Joy arrived in Quito penniless. She was told there, and later in Mexico, that she was too Black to work in a shop, too Black to even wash dishes. One time a store owner denied her work, only to proposition her for sex work. She preferred to be homeless. She learned from a Venezuelan couple how to collect plastic bottles and a tourist paid her to braid her hair. Eventually, a group of African refugees and migrants collected some money to give her.

While a flight from there to Mexico City for you or me is just four hours and 30 minutes, the journey north would cost Joy a dearly gathered $1,000 and eight months of her life. For refugees and migrants with more resources, its approximate cost is $4,000 and a week’s time. This was how she made it to Tapachula, a Mexican city at the border of Guatemala often referred to as an open-air prison where refugees and migrants have to be processed before they move north.
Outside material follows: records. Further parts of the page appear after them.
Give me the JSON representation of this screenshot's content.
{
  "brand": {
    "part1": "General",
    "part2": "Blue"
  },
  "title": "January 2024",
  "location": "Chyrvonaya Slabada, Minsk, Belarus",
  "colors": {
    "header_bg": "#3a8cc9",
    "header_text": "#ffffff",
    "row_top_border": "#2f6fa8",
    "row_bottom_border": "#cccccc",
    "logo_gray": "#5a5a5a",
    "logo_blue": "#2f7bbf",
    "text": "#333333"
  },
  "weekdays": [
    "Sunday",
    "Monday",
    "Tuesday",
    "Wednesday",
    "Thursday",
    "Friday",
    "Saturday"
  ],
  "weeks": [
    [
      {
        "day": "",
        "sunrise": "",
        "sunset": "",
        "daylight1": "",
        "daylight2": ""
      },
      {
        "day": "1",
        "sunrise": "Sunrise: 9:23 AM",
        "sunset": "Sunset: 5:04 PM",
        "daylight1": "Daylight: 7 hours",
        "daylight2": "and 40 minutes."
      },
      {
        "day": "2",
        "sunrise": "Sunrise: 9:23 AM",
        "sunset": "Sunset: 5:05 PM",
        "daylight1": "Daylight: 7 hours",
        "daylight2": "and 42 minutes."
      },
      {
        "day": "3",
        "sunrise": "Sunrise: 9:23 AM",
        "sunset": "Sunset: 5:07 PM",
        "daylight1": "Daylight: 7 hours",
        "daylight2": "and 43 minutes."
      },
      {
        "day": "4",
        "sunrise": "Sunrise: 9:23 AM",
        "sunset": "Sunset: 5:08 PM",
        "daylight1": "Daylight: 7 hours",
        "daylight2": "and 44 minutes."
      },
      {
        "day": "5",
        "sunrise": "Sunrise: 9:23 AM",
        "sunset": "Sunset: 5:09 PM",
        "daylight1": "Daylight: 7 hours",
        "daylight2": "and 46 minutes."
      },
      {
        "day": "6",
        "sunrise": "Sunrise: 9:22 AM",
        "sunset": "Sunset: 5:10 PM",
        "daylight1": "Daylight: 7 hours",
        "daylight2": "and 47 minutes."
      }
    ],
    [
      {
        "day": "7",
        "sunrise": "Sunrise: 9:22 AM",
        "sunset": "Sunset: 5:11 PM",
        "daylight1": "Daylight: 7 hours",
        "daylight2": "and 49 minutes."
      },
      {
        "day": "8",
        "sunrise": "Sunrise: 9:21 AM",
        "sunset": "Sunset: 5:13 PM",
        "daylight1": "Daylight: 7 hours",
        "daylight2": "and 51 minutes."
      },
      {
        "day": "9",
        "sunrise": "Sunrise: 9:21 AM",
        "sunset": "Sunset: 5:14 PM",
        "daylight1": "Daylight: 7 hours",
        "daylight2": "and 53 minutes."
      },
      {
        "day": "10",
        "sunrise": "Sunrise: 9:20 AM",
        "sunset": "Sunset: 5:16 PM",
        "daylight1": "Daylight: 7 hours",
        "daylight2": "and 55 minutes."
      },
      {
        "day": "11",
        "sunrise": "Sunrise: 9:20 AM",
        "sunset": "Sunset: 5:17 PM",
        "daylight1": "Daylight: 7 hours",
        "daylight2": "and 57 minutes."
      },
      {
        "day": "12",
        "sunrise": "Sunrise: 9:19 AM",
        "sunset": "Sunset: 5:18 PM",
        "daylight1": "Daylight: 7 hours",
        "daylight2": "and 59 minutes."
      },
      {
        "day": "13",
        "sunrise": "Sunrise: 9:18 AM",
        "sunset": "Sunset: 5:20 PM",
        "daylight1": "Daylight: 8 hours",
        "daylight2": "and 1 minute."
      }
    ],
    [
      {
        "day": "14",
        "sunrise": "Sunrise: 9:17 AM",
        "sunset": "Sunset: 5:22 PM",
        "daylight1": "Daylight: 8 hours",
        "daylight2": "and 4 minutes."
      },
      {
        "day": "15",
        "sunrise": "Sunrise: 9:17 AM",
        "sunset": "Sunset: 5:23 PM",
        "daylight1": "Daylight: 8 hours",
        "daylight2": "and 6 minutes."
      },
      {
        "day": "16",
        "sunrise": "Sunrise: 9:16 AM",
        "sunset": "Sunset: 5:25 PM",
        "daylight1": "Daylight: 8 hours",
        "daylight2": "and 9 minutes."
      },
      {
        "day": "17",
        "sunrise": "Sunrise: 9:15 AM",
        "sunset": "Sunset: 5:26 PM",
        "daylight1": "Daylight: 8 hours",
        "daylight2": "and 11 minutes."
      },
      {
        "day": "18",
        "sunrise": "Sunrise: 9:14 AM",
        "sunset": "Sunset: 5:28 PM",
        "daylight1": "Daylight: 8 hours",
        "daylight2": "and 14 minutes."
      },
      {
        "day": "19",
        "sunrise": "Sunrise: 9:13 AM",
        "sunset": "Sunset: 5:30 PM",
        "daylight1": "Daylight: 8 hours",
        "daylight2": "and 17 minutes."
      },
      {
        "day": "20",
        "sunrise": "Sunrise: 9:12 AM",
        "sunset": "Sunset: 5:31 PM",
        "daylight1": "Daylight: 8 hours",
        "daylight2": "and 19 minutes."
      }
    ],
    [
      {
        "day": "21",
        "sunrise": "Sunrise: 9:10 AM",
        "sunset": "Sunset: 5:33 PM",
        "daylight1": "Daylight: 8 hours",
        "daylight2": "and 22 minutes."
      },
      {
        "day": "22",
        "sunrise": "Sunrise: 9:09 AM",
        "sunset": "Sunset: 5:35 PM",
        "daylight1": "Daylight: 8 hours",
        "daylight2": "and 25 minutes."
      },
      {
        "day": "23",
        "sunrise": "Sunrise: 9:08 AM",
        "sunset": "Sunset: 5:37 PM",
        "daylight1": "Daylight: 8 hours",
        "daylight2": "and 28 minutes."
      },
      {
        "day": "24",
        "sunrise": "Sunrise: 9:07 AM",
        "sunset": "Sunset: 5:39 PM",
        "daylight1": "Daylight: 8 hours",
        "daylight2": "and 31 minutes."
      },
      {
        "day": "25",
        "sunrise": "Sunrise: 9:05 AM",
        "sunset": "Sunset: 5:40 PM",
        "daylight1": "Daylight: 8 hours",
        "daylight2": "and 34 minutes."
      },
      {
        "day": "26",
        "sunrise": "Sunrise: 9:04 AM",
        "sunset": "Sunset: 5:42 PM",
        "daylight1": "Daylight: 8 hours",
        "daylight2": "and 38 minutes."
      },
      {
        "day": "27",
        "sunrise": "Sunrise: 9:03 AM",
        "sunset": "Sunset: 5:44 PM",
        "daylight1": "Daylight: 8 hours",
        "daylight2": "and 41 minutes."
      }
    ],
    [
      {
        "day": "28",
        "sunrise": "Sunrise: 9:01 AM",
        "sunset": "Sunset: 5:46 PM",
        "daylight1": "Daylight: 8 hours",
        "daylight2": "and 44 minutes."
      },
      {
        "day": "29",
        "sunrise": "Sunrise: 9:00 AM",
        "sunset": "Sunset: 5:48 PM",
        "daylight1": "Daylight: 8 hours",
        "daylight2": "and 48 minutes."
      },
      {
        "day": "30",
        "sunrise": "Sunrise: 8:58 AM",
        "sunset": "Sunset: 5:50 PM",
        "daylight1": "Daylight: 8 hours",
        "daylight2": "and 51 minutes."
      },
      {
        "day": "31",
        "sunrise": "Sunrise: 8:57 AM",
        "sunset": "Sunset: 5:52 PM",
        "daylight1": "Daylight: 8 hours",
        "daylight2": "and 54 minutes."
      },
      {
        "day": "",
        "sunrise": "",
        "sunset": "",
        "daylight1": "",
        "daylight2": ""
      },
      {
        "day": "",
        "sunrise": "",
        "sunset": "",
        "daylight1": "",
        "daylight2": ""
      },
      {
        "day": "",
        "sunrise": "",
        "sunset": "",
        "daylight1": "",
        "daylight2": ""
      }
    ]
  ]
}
After eight difficult months of sleeping in cramped quarters and another racist sexual assault, she moved onwards to Tijuana. There she encountered the “Remain in Mexico” policy. To have her asylum claim heard, she needed to take a number and wait in Mexico until it was called. But two months after she got on the list, in March 2020, the border closed. Joy found herself unhoused, without prospects for legal recourse, in front of its rust-coloured expanse.

Joy’s story is both horrifying and unexceptional. I have yet to speak to an asylum seeker who did not experience gendered violence as part of her journey. Rape is globally deployed as a brutal weapon of war. And, once displaced, women are uniquely vulnerable to sexual violence.

But Joy, like the rest of the world’s displaced, is more than her vulnerability. I watch her in awe as she runs meetings in three of the languages in which she is fluent. She has managed to bring her three young children to Mexico. And she is a proud advocate for other immigrants, receiving them with empathy at the very shelter where she once lived.

Meanwhile, she continues to fight for recognition of her family’s asylum claim. As a female asylum seeker, Joy confronts a system intent on negating her humanity and potential. The day after I first met Joy, we marched shoulder to shoulder in a protest held for International Women’s Day where I learned the phrase “la migracion de mujer es una lucha constants,” For women, migration is a constant fight. The fight for women’s rights is not only in protests in our nations’ capitals but in the physical movement of women, globally, towards a better tomorrow.

The views expressed in this article are the author’s own and do not necessarily reflect Al Jazeera’s editorial stance.